Foix taught at Georges Guillain's clinic at the Salpêtrière and at Émile Achard's at the Beaujon Hospital, always distinguishing himself by his wide knowledge and rational approach.

Foix' main contributions to the neurology was to relate thrombosis of specific arteries at autopsies with symptoms and signs that he had established in his patients and he wrote a book on the blood supply and anatomy of the brain. With Ion Niculescu he published an imposing treatise on the anatomy and blood supply of the midbrain and interbrain.

A most impressive teacher and clinician, Foix was almost as much at home with general medicine as he was with neurology.

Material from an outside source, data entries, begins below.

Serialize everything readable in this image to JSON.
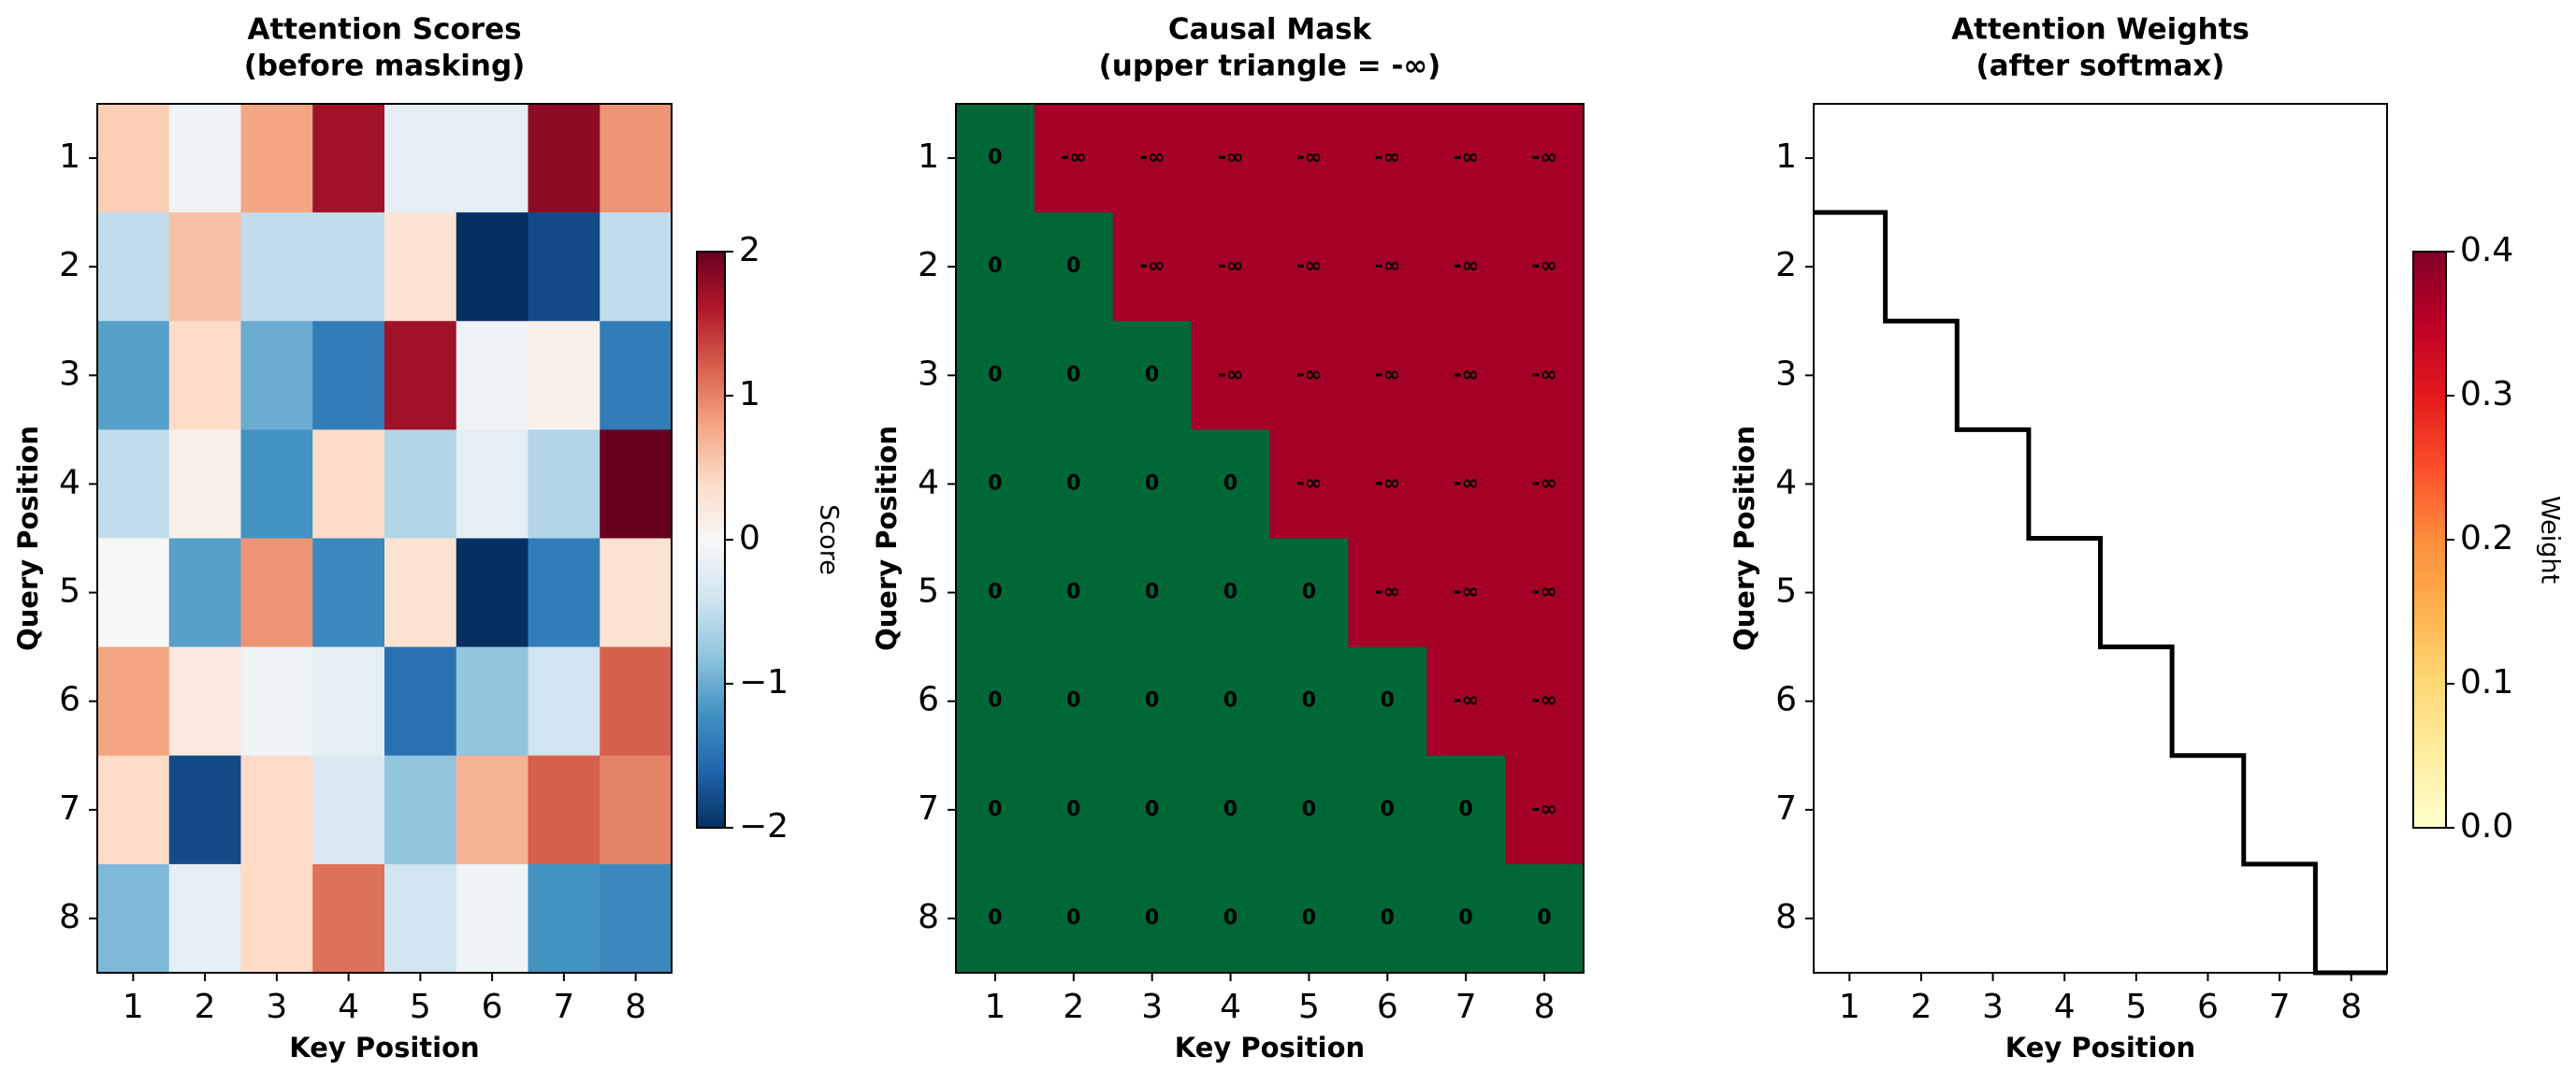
{
  "chart_data": [
    {
      "type": "heatmap",
      "title": [
        "Attention Scores",
        "(before masking)"
      ],
      "x_label": "Key Position",
      "y_label": "Query Position",
      "xticks": [
        1,
        2,
        3,
        4,
        5,
        6,
        7,
        8
      ],
      "yticks": [
        1,
        2,
        3,
        4,
        5,
        6,
        7,
        8
      ],
      "xlim": [
        0.5,
        8.5
      ],
      "ylim": [
        8.5,
        0.5
      ],
      "values": [
        [
          0.5,
          -0.1,
          0.8,
          1.7,
          -0.2,
          -0.2,
          1.8,
          0.9
        ],
        [
          -0.5,
          0.6,
          -0.5,
          -0.5,
          0.3,
          -2.0,
          -1.8,
          -0.5
        ],
        [
          -1.1,
          0.4,
          -1.0,
          -1.4,
          1.7,
          -0.1,
          0.1,
          -1.4
        ],
        [
          -0.5,
          0.1,
          -1.2,
          0.4,
          -0.6,
          -0.2,
          -0.6,
          2.0
        ],
        [
          0.0,
          -1.1,
          0.9,
          -1.3,
          0.3,
          -2.0,
          -1.4,
          0.3
        ],
        [
          0.8,
          0.2,
          -0.1,
          -0.2,
          -1.5,
          -0.8,
          -0.4,
          1.2
        ],
        [
          0.4,
          -1.8,
          0.4,
          -0.3,
          -0.8,
          0.7,
          1.2,
          1.0
        ],
        [
          -0.9,
          -0.2,
          0.4,
          1.1,
          -0.4,
          -0.1,
          -1.2,
          -1.3
        ]
      ],
      "colorscale": [
        "#053061",
        "#2166ac",
        "#4393c3",
        "#92c5de",
        "#d1e5f0",
        "#f7f7f7",
        "#fddbc7",
        "#f4a582",
        "#d6604d",
        "#b2182b",
        "#67001f"
      ],
      "cbar_lim": [
        -2,
        2
      ],
      "cbar_ticks": [
        {
          "value": -2,
          "label": "−2"
        },
        {
          "value": -1,
          "label": "−1"
        },
        0,
        1,
        2
      ],
      "cbar_label": "Score"
    },
    {
      "type": "mask",
      "title": [
        "Causal Mask",
        "(upper triangle = -∞)"
      ],
      "x_label": "Key Position",
      "y_label": "Query Position",
      "xticks": [
        1,
        2,
        3,
        4,
        5,
        6,
        7,
        8
      ],
      "yticks": [
        1,
        2,
        3,
        4,
        5,
        6,
        7,
        8
      ],
      "xlim": [
        0.5,
        8.5
      ],
      "ylim": [
        8.5,
        0.5
      ],
      "cells": [
        [
          "0",
          "-∞",
          "-∞",
          "-∞",
          "-∞",
          "-∞",
          "-∞",
          "-∞"
        ],
        [
          "0",
          "0",
          "-∞",
          "-∞",
          "-∞",
          "-∞",
          "-∞",
          "-∞"
        ],
        [
          "0",
          "0",
          "0",
          "-∞",
          "-∞",
          "-∞",
          "-∞",
          "-∞"
        ],
        [
          "0",
          "0",
          "0",
          "0",
          "-∞",
          "-∞",
          "-∞",
          "-∞"
        ],
        [
          "0",
          "0",
          "0",
          "0",
          "0",
          "-∞",
          "-∞",
          "-∞"
        ],
        [
          "0",
          "0",
          "0",
          "0",
          "0",
          "0",
          "-∞",
          "-∞"
        ],
        [
          "0",
          "0",
          "0",
          "0",
          "0",
          "0",
          "0",
          "-∞"
        ],
        [
          "0",
          "0",
          "0",
          "0",
          "0",
          "0",
          "0",
          "0"
        ]
      ],
      "cell_colors": {
        "0": "#006837",
        "-∞": "#a50026"
      },
      "text_colors": {
        "0": "#000000",
        "-∞": "#ffffff"
      }
    },
    {
      "type": "weights",
      "title": [
        "Attention Weights",
        "(after softmax)"
      ],
      "x_label": "Key Position",
      "y_label": "Query Position",
      "xticks": [
        1,
        2,
        3,
        4,
        5,
        6,
        7,
        8
      ],
      "yticks": [
        1,
        2,
        3,
        4,
        5,
        6,
        7,
        8
      ],
      "xlim": [
        0.5,
        8.5
      ],
      "ylim": [
        8.5,
        0.5
      ],
      "colorscale": [
        "#ffffcc",
        "#ffeda0",
        "#fed976",
        "#feb24c",
        "#fd8d3c",
        "#fc4e2a",
        "#e31a1c",
        "#bd0026",
        "#800026"
      ],
      "cbar_lim": [
        0,
        0.4
      ],
      "cbar_ticks": [
        {
          "value": 0,
          "label": "0.0"
        },
        0.1,
        0.2,
        0.3,
        0.4
      ],
      "cbar_label": "Weight"
    }
  ]
}
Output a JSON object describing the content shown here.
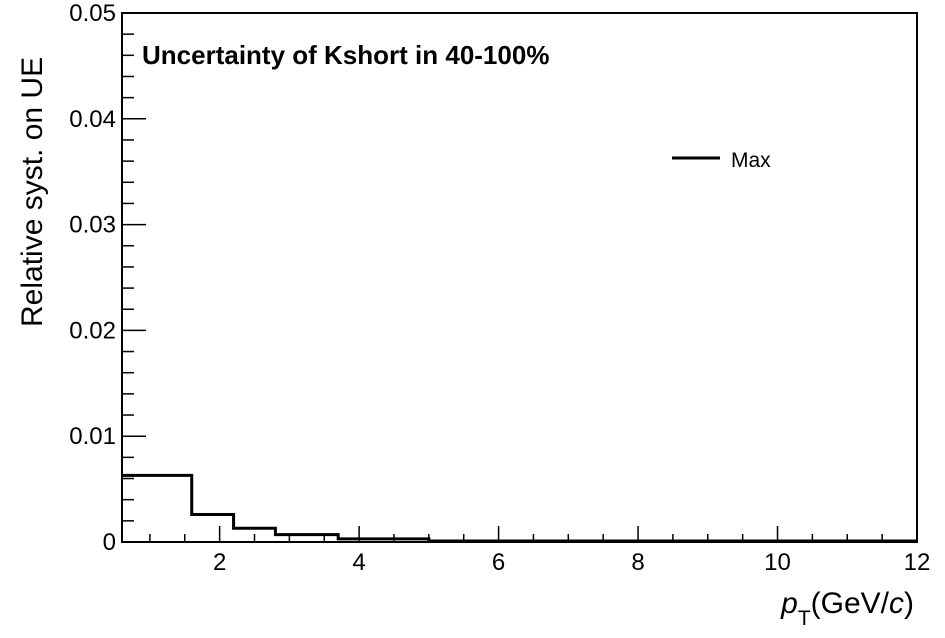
{
  "chart_data": {
    "type": "line",
    "title": "Uncertainty of Kshort in 40-100%",
    "xlabel": {
      "main": "p",
      "sub": "T",
      "units_pre": "(GeV/",
      "units_var": "c",
      "units_post": ")"
    },
    "ylabel": "Relative syst. on UE",
    "xlim": [
      0.6,
      12
    ],
    "ylim": [
      0,
      0.05
    ],
    "x_ticks": [
      2,
      4,
      6,
      8,
      10,
      12
    ],
    "y_ticks": [
      0,
      0.01,
      0.02,
      0.03,
      0.04,
      0.05
    ],
    "x_tick_labels": [
      "2",
      "4",
      "6",
      "8",
      "10",
      "12"
    ],
    "y_tick_labels": [
      "0",
      "0.01",
      "0.02",
      "0.03",
      "0.04",
      "0.05"
    ],
    "legend": {
      "entries": [
        "Max"
      ],
      "position": "top-right"
    },
    "grid": false,
    "series": [
      {
        "name": "Max",
        "style": "step-histogram",
        "bin_edges": [
          0.6,
          1.6,
          2.2,
          2.8,
          3.7,
          5.0,
          12.0
        ],
        "values": [
          0.0063,
          0.0026,
          0.0013,
          0.0007,
          0.0003,
          0.0001
        ]
      }
    ]
  }
}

He was an accomplished poet, but even a better lyricist.

==Associated eponyms==
- Foix's syndrome I, Red nucleus (anterior portion) syndrome.
- Foix's syndrome II, ophthalmoplegic disease secondary to intracranial aneurysms or thrombosis of the cavernous sinus.
- Foix–Alajouanine syndrome, softening of the grey matter of the spinal cord with obliterative sclerosis of the small vessels.
- Foix–Chavany–Marie syndrome, form of pseudobulbar palsy due to damage to the operculum bilaterally.
- Marie–Foix–Alajouanine syndrome, ataxia of the cerebellum in advanced age, frequently due to abuse of alcohol.
- Schilder–Foix disease, Nonprogressive sclerotic lesions of the white matter of the cerebral hemisphere.